What Does Demisexual Mean? The Definition, the Flag, and How to Show Your Pride

Demisexual (adjective): a person who only experiences sexual attraction after forming a deep emotional bond with someone. The connection comes first — always. Without it, attraction simply isn't there, no matter how objectively attractive someone might be.

If that sentence felt like someone finally put words to your experience, welcome. You're not broken, you're not "just picky," and you're far from alone.

Demisexuality and the asexual spectrum

Demisexuality sits on the asexual (ace) spectrum — the range of identities defined by experiencing little, conditional, or no sexual attraction. Asexual people generally don't experience sexual attraction; graysexual people experience it rarely or weakly; demisexual people experience it only after emotional intimacy develops. The key word in all of it is attraction, not behavior — demisexuality describes how attraction forms, not what anyone chooses to do.

What makes demisexuality distinct is the order of operations. For most allosexual people (those who experience sexual attraction in the typical way), attraction can show up at first sight. For demisexual people, it can't. A stranger is a stranger. A close bond — built over weeks, months, sometimes years — is the only thing that can change that.

Signs you might be demisexual

No checklist defines anyone, but demisexual people often recognize themselves in these experiences: celebrity crushes never quite made sense to you; dating apps feel backwards because you can't evaluate attraction from photos; your past attractions all started as friendships; "hot stranger" is a concept you understand intellectually but have never felt.

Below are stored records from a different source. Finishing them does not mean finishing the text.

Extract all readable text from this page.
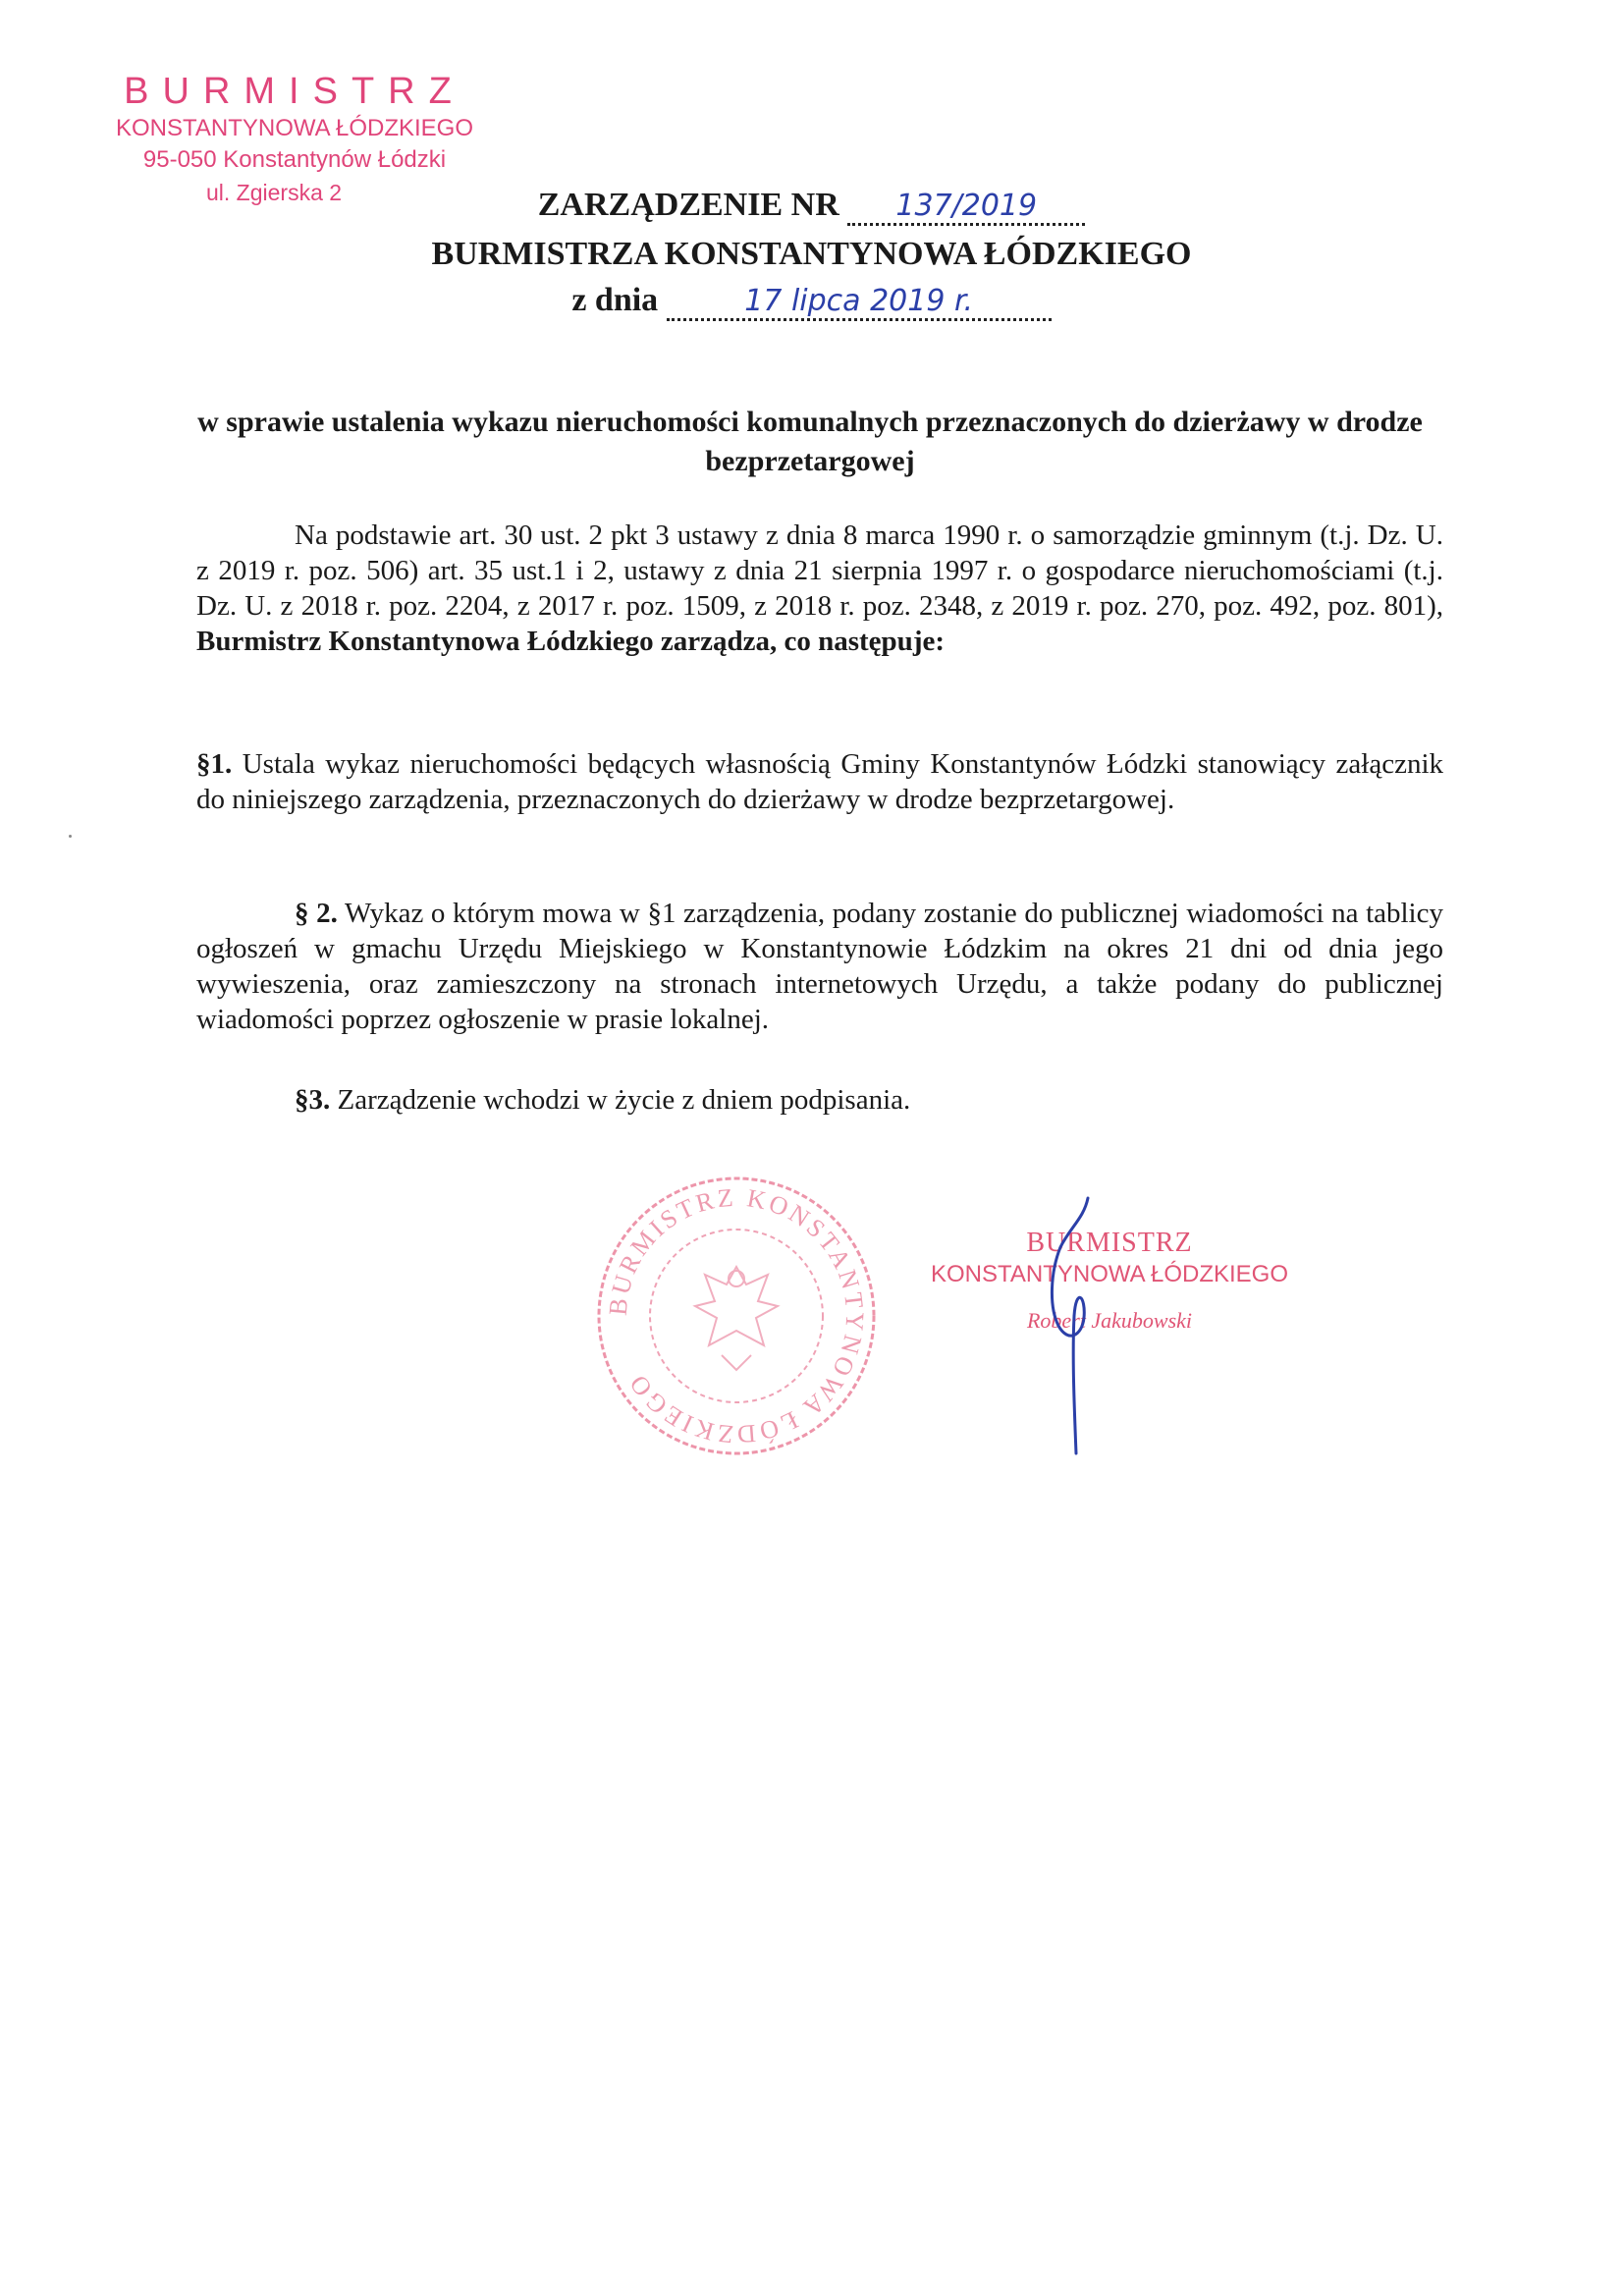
BURMISTRZ
KONSTANTYNOWA ŁÓDZKIEGO
95-050 Konstantynów Łódzki
ul. Zgierska 2	ZARZĄDZENIE NR 137/2019
BURMISTRZA KONSTANTYNOWA ŁÓDZKIEGO
z dnia	17 lipca 2019 r.
w sprawie ustalenia wykazu nieruchomości komunalnych przeznaczonych do dzierżawy w drodze bezprzetargowej
Na podstawie art. 30 ust. 2 pkt 3 ustawy z dnia 8 marca 1990 r. o samorządzie gminnym (t.j. Dz. U. z 2019 r. poz. 506) art. 35 ust.1 i 2, ustawy z dnia 21 sierpnia 1997 r. o gospodarce nieruchomościami (t.j. Dz. U. z 2018 r. poz. 2204, z 2017 r. poz. 1509, z 2018 r. poz. 2348, z 2019 r. poz. 270, poz. 492, poz. 801), Burmistrz Konstantynowa Łódzkiego zarządza, co następuje:
§1. Ustala wykaz nieruchomości będących własnością Gminy Konstantynów Łódzki stanowiący załącznik do niniejszego zarządzenia, przeznaczonych do dzierżawy w drodze bezprzetargowej.
§ 2. Wykaz o którym mowa w §1 zarządzenia, podany zostanie do publicznej wiadomości na tablicy ogłoszeń w gmachu Urzędu Miejskiego w Konstantynowie Łódzkim na okres 21 dni od dnia jego wywieszenia, oraz zamieszczony na stronach internetowych Urzędu, a także podany do publicznej wiadomości poprzez ogłoszenie w prasie lokalnej.
§3. Zarządzenie wchodzi w życie z dniem podpisania.
BURMISTRZ KONSTANTYNOWA ŁÓDZKIEGO
BURMISTRZ
KONSTANTYNOWA ŁÓDZKIEGO
Robert Jakubowski
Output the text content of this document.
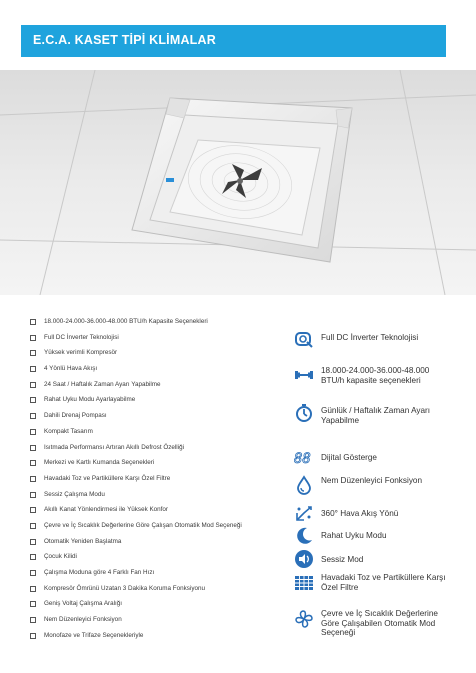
E.C.A. KASET TİPİ KLİMALAR
18.000-24.000-36.000-48.000 BTU/h Kapasite Seçenekleri
Full DC İnverter Teknolojisi
Yüksek verimli Kompresör
4 Yönlü Hava Akışı
24 Saat / Haftalık Zaman Ayarı Yapabilme
Rahat Uyku Modu Ayarlayabilme
Dahili Drenaj Pompası
Kompakt Tasarım
Isıtmada Performansı Artıran Akıllı Defrost Özelliği
Merkezi ve Kartlı Kumanda Seçenekleri
Havadaki Toz ve Partiküllere Karşı Özel Filtre
Sessiz Çalışma Modu
Akıllı Kanat Yönlendirmesi ile Yüksek Konfor
Çevre ve İç Sıcaklık Değerlerine Göre Çalışan Otomatik Mod Seçeneği
Otomatik Yeniden Başlatma
Çocuk Kilidi
Çalışma Moduna göre 4 Farklı Fan Hızı
Kompresör Ömrünü Uzatan 3 Dakika Koruma Fonksiyonu
Geniş Voltaj Çalışma Aralığı
Nem Düzenleyici Fonksiyon
Monofaze ve Trifaze Seçenekleriyle
Full DC İnverter Teknolojisi
18.000-24.000-36.000-48.000 BTU/h kapasite seçenekleri
Günlük / Haftalık Zaman Ayarı Yapabilme
88 Dijital Gösterge
Nem Düzenleyici Fonksiyon
360° Hava Akış Yönü
Rahat Uyku Modu
Sessiz Mod
Havadaki Toz ve Partiküllere Karşı Özel Filtre
Çevre ve İç Sıcaklık Değerlerine Göre Çalışabilen Otomatik Mod Seçeneği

If some of this lands, it's worth reading more — our guides to sexuality vs. gender identity and the LGBTQIA+ acronym are good next steps.

The demisexual pride flag

The demisexual flag uses the ace-spectrum colors, rearranged: a black triangle at the hoist representing asexuality, a white stripe for sexuality, a purple stripe for community, and a gray stripe for demisexuality and gray-asexuality — the in-between space where attraction is conditional. It's one of the most striking flags at any Pride, and one of the most asked-about.

Showing your demi pride

Visibility matters double for identities people constantly question. Wearing the flag — on a demisexual pride shirt, as a flag itself, or in subtle gray-and-purple accents — does two things at once: it tells other demi people they're not alone, and it normalizes an identity that often gets dismissed as "everyone feels that way." (They don't.)

Browse the full Demisexual Pride collection — designed in-house by our minority, gay-owned brand, shipped free in the U.S., in discreet packaging if you want it.

Demisexual FAQ

Is demisexual the same as wanting to wait? No. Waiting is a choice about behavior; demisexuality is about whether attraction exists at all. A demisexual person can't choose to feel attraction to a stranger any more than anyone chooses their orientation.

Is demisexuality part of the LGBTQIA+ community? Yes — the A encompasses the ace spectrum, which includes demisexuality.

Can demisexual people be gay, straight, or bi? Absolutely. Demisexuality describes how attraction forms; gay, straight, bi or pan describes toward whom. Many people use both labels together.